- 甘草を2.5g/日以上含む方剤
- 甘草を含まないエキス剤
- 甘草について
- 偽アルドステロン症
1.甘草を2.5g/日以上含む方剤
- 黄芩湯
- 乙字湯(3番)
- 黄連湯(120番)
- 甘草湯
- 甘草乾姜湯
- 甘麦大棗湯(72番)
- 桔梗湯(138番)
- 芎帰膠艾湯(77番)
- 桂枝人参湯(82番)
- 五淋散(56番)
- 炙甘草湯(64番)
- 芍薬甘草湯(68番)
- 芍薬甘草附子湯
- 小青竜湯(19番)
- 人参湯(32番)
- 排膿散及湯(122番)
- 半夏瀉心湯(14番)
- 附子理中湯
2.甘草を含まないエキス剤
- 〖7〗八味地黄丸
- 〖8〗大柴胡湯
- 〖12〗柴胡加竜骨牡蠣湯
- 〖15〗黄連解毒湯
- 〖16〗半夏厚朴湯
- 〖17〗五苓散
- 〖21〗小半夏加茯苓湯
- 〖23〗当帰芍薬散
- 〖25〗桂枝茯苓丸
- 〖30〗真武湯
- 〖31〗呉茱萸湯
- 〖33〗大黄牡丹皮湯
- 〖36〗木防已湯
- 〖37〗半夏白朮天麻湯
- 〖40〗猪苓湯
- 〖46〗七物降下湯
- 〖57〗温清飲
- 〖69〗茯苓飲
- 〖71〗四物湯
- 〖87〗六味丸
- 〖100〗大建中湯
- 〖104〗辛夷清肺湯
- 〖107〗牛車腎気丸
- 〖112〗猪苓湯合四物湯
- 〖113〗三黄瀉心湯
- 〖116〗茯苓飲合半夏厚朴湯
- 〖117〗茵蔯五苓散
- 〖121〗三物黄芩湯
- 〖125〗桂枝茯苓丸加薏苡仁
- 〖126〗麻子仁丸
- 〖127〗麻黄附子細辛湯
- 〖133〗大承気湯
- 〖135〗茵蔯蒿湯
3.甘草(かんぞう)について
- マメ科のGllycyrrhiza(カンゾウ)属
- 諸薬を調和しながら、脾胃(消化管)を保護する。
- 副作用:偽アルドステロン症
4.偽アルドステロン症
- 甘草の主要成分であるグリチルリチン酸は、生体内でグリチルレチン酸になり、コルチゾールをコルチゾンに変換する酵素(11β-hydroxysteroid dehydrogenaseⅡ)に対して強い阻害作用を持つため、増加したコルチゾールが腎尿細管のミネラルコルチコイド受容体に作用して、ナトリウムの再吸収とカリウムの排泄を促進する。そのため甘草を含む漢方を内服することにより偽アルドステロン症をおこすことがある。
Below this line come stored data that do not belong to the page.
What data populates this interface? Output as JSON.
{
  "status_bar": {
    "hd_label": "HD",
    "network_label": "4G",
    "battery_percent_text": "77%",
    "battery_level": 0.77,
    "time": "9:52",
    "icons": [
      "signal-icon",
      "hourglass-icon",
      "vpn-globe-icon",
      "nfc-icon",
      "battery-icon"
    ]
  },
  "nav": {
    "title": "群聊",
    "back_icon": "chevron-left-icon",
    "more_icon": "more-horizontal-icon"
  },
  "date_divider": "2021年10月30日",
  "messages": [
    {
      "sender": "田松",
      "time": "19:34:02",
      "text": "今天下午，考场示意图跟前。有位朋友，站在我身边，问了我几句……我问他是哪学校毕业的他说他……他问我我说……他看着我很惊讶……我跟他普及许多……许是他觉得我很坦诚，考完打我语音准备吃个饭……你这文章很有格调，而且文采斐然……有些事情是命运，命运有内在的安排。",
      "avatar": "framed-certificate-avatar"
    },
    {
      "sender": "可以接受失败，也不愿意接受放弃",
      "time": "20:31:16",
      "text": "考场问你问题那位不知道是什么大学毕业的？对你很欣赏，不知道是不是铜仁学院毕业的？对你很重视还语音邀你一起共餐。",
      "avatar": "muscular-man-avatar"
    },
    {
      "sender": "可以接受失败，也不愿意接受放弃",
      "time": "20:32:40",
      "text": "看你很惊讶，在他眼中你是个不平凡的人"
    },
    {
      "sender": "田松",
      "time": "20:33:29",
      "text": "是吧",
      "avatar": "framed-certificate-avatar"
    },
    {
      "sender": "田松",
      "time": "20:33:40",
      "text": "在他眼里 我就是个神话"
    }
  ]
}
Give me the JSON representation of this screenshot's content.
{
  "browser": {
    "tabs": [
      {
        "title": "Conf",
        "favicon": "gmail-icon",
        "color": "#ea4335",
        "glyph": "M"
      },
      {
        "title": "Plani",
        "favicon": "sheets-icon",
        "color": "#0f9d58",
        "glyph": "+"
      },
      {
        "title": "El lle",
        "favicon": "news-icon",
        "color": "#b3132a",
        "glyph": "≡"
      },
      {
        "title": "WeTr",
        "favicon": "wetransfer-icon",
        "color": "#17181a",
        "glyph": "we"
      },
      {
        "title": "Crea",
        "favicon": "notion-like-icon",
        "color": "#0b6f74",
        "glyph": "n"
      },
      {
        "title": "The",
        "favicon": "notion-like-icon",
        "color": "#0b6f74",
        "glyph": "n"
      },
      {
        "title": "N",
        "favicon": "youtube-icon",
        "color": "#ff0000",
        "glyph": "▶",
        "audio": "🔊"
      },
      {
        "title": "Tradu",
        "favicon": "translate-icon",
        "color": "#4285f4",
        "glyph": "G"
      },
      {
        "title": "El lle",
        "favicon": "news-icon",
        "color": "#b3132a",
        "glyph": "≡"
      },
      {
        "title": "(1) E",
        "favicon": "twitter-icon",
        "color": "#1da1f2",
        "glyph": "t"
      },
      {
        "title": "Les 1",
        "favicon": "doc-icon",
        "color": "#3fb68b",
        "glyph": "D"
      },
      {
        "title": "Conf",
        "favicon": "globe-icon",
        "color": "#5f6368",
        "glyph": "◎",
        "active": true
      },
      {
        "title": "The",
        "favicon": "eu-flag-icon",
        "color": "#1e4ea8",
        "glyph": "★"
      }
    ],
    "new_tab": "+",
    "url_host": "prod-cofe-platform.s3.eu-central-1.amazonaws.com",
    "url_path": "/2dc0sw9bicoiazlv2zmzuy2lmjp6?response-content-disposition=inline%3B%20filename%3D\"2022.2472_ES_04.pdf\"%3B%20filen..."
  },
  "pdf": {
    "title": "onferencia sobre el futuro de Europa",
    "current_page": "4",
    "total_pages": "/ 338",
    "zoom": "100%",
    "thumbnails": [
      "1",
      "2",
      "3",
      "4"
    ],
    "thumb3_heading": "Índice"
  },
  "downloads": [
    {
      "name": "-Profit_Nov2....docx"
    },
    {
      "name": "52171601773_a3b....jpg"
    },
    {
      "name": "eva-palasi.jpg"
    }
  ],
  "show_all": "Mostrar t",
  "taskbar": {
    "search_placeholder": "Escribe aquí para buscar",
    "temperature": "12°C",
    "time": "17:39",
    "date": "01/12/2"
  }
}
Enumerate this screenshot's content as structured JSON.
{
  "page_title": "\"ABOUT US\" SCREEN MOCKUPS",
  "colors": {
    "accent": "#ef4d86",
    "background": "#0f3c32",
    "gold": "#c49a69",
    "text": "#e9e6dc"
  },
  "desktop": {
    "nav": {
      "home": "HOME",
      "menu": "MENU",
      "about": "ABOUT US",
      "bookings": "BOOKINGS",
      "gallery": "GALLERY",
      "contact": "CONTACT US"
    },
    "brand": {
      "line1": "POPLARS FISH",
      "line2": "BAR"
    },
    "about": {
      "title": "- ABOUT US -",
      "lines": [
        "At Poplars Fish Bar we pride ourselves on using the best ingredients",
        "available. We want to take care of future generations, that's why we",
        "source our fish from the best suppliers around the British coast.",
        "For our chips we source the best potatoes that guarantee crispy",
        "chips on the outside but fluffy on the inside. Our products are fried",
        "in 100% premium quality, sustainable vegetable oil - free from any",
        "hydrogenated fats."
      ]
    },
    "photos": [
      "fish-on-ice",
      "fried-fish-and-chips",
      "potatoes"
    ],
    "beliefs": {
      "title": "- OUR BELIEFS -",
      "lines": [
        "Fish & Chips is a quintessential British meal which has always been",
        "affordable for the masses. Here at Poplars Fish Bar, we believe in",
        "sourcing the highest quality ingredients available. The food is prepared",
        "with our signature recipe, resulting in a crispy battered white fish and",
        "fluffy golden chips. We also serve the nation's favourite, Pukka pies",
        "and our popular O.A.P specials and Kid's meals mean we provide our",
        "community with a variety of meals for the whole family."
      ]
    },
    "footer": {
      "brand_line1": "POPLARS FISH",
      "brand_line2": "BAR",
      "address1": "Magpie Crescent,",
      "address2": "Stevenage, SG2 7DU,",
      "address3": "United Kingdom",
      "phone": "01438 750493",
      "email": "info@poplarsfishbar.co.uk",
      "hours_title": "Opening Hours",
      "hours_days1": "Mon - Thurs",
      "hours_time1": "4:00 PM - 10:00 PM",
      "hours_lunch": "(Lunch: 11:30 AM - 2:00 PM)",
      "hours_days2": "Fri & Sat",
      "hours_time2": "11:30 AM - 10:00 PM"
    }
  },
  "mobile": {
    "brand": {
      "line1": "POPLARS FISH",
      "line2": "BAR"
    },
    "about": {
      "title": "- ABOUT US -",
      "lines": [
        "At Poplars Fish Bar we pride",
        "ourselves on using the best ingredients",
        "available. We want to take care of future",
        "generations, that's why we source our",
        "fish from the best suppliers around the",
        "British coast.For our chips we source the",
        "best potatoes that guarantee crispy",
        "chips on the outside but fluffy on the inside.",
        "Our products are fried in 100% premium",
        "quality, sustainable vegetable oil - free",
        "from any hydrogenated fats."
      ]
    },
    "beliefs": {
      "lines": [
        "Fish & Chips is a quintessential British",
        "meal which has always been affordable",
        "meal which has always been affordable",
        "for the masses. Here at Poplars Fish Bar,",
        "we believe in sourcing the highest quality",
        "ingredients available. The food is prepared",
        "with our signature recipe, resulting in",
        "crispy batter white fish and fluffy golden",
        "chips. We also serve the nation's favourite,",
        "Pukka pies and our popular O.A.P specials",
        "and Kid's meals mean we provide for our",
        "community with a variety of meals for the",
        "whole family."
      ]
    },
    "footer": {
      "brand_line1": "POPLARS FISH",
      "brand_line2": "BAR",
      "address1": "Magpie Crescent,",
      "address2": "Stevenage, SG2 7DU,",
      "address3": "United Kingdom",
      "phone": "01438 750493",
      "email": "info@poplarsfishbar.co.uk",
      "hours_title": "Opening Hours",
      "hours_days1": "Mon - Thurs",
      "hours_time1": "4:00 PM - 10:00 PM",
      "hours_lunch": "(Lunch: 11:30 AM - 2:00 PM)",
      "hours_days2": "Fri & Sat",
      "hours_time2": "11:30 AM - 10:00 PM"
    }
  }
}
- 偽アルドステロン症の症状:浮腫、血圧上昇、体重増加、血清カリウム低下、血清ナトリウムや体液の貯留。低カリウム血症のため、脱力感、四肢の痙攣麻痺、ミオパシー、不整脈を生じやすくなる。
- アルドステロン症、ミオパシーの患者、低カリウム血症の患者には甘草を1日2.5g以上含む処方は禁忌である。